To conclude, recurrent epidermoid cyst of conus medullaris is rare and it may pose a management challenge. Complete excision of the epidermoid cyst remains the standard treatment modality, however, in our case complete excision was not possible due to its anatomical location. This has produced a significant impact on the patient physical and psychological well being. We recommend that this condition be better managed in a tertiary-care setting. Treatment by a multi-disciplinary approach with input from specialities comprising of neurosurgery, urology, pain physician, physiotherapy, occupational therapy, psychology and psychiatry, is a key feature in the management. Our patient will be followed up with an MRI scan of lumbar spine when she experiences any change in her neurological status in the future.
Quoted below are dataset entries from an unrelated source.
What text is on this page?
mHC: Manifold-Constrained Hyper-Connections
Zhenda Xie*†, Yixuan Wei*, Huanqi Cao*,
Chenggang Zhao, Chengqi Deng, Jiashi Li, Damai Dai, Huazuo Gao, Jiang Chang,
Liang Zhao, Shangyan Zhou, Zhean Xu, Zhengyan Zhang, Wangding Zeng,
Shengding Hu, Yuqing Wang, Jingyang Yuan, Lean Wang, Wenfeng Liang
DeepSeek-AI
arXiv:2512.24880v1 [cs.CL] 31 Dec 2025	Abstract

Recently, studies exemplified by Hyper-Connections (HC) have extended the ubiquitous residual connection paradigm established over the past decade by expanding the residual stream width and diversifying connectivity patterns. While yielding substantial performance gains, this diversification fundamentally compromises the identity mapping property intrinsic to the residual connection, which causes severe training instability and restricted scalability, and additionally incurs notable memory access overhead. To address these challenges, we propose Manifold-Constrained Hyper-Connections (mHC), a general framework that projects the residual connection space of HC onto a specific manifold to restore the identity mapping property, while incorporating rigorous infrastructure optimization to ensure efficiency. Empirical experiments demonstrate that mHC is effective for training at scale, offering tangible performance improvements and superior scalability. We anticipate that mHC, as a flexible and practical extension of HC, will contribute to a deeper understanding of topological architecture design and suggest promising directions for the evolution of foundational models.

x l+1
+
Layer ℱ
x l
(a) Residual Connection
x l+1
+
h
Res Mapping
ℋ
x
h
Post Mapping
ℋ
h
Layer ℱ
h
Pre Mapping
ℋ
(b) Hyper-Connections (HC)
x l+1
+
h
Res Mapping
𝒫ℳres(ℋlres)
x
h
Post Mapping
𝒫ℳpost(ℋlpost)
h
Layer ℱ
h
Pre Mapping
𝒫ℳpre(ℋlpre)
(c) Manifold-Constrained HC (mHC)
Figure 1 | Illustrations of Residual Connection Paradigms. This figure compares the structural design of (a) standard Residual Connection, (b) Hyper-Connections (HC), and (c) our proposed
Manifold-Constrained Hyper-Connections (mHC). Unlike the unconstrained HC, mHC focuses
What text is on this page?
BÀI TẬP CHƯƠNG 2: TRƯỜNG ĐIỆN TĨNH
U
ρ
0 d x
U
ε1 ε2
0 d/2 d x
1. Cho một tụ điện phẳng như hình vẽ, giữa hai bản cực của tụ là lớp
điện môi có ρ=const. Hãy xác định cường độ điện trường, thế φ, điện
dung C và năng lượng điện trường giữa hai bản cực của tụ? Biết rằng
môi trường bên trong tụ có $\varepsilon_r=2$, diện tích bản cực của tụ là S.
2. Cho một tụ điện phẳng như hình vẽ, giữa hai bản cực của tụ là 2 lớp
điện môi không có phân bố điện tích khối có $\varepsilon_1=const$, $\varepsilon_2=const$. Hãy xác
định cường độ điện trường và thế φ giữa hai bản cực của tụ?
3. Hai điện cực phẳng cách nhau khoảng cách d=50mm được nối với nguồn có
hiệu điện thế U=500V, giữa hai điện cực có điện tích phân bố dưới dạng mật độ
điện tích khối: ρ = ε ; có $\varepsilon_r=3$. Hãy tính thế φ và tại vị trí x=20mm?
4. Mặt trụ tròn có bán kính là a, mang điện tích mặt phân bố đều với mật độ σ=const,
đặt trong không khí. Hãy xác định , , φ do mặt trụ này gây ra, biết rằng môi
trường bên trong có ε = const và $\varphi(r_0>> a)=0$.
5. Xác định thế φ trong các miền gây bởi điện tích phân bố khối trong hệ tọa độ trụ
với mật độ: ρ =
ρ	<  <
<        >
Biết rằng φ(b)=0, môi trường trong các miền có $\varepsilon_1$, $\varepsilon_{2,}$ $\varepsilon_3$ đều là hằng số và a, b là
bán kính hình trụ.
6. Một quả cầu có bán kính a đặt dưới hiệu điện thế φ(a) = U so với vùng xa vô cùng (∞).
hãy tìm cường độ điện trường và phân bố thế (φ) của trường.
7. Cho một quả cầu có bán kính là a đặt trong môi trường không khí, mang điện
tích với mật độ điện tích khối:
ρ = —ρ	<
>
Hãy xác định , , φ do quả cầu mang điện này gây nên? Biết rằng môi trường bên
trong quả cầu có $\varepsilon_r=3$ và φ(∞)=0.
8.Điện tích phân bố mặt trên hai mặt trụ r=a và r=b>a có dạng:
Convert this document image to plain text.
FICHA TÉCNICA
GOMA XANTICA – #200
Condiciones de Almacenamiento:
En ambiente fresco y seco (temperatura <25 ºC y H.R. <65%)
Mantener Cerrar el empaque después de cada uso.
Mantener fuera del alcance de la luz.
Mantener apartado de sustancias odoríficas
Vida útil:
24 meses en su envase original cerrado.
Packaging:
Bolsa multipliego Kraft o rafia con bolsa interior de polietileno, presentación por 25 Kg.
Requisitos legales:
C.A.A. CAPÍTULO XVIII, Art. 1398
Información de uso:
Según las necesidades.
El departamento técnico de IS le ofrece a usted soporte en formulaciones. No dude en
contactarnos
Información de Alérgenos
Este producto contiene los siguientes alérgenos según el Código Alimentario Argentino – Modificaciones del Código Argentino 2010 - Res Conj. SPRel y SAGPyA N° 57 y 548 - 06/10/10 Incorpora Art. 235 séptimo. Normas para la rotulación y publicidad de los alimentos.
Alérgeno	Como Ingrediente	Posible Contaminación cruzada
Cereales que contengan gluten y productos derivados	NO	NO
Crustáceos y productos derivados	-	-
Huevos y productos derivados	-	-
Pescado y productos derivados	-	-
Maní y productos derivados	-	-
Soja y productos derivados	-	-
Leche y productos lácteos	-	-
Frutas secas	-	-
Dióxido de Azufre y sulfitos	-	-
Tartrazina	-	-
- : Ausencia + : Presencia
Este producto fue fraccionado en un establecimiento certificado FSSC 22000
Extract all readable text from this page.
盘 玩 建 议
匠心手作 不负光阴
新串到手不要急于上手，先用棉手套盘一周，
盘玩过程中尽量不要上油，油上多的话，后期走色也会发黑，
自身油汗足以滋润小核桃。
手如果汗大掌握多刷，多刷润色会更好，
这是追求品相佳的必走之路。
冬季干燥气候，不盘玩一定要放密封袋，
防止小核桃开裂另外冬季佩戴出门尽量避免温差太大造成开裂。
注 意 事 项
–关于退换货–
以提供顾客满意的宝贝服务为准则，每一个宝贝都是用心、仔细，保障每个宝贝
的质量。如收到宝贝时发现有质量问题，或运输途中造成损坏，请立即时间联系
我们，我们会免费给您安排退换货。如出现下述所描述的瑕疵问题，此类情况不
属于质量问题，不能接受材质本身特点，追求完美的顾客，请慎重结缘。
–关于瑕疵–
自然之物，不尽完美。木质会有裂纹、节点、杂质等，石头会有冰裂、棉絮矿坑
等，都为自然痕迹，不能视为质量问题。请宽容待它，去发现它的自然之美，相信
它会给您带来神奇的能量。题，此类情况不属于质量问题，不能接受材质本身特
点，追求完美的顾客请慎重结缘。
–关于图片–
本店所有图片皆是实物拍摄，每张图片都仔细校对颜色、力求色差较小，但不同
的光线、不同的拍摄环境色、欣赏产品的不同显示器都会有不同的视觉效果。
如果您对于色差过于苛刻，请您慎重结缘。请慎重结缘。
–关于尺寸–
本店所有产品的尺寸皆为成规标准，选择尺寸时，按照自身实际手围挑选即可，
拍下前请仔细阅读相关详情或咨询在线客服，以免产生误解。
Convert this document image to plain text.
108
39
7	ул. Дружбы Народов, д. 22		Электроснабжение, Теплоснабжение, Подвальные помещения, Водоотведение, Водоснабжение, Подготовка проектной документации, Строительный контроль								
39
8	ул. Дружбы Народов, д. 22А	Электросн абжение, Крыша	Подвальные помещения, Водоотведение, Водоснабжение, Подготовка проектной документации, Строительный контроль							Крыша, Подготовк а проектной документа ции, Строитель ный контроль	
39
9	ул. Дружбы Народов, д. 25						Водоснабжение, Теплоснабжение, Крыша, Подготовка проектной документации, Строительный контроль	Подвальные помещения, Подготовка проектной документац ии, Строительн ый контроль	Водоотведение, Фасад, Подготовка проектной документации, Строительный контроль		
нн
▶ Management of conus medullaris epidermiod cyst may pose a technical challenge and recurrence should be anticipated.
▶ We recommend that this condition be better managed in a tertiary-care setting.
▶ Treatment by a multi-disciplinary approach, with input from specialities comprising of neurosurgery, urology, pain physician, physiotherapy, occupational therapy, psychology and psychiatry, is a key feature in the management.
▶ FLAIR and DWI MRI sequence is essential to differentiate this condition from spinal arachnoid cyst.
▶ Follow-up with an MRI scan of lumbar spine is recommended only if there any change in clinical symptoms.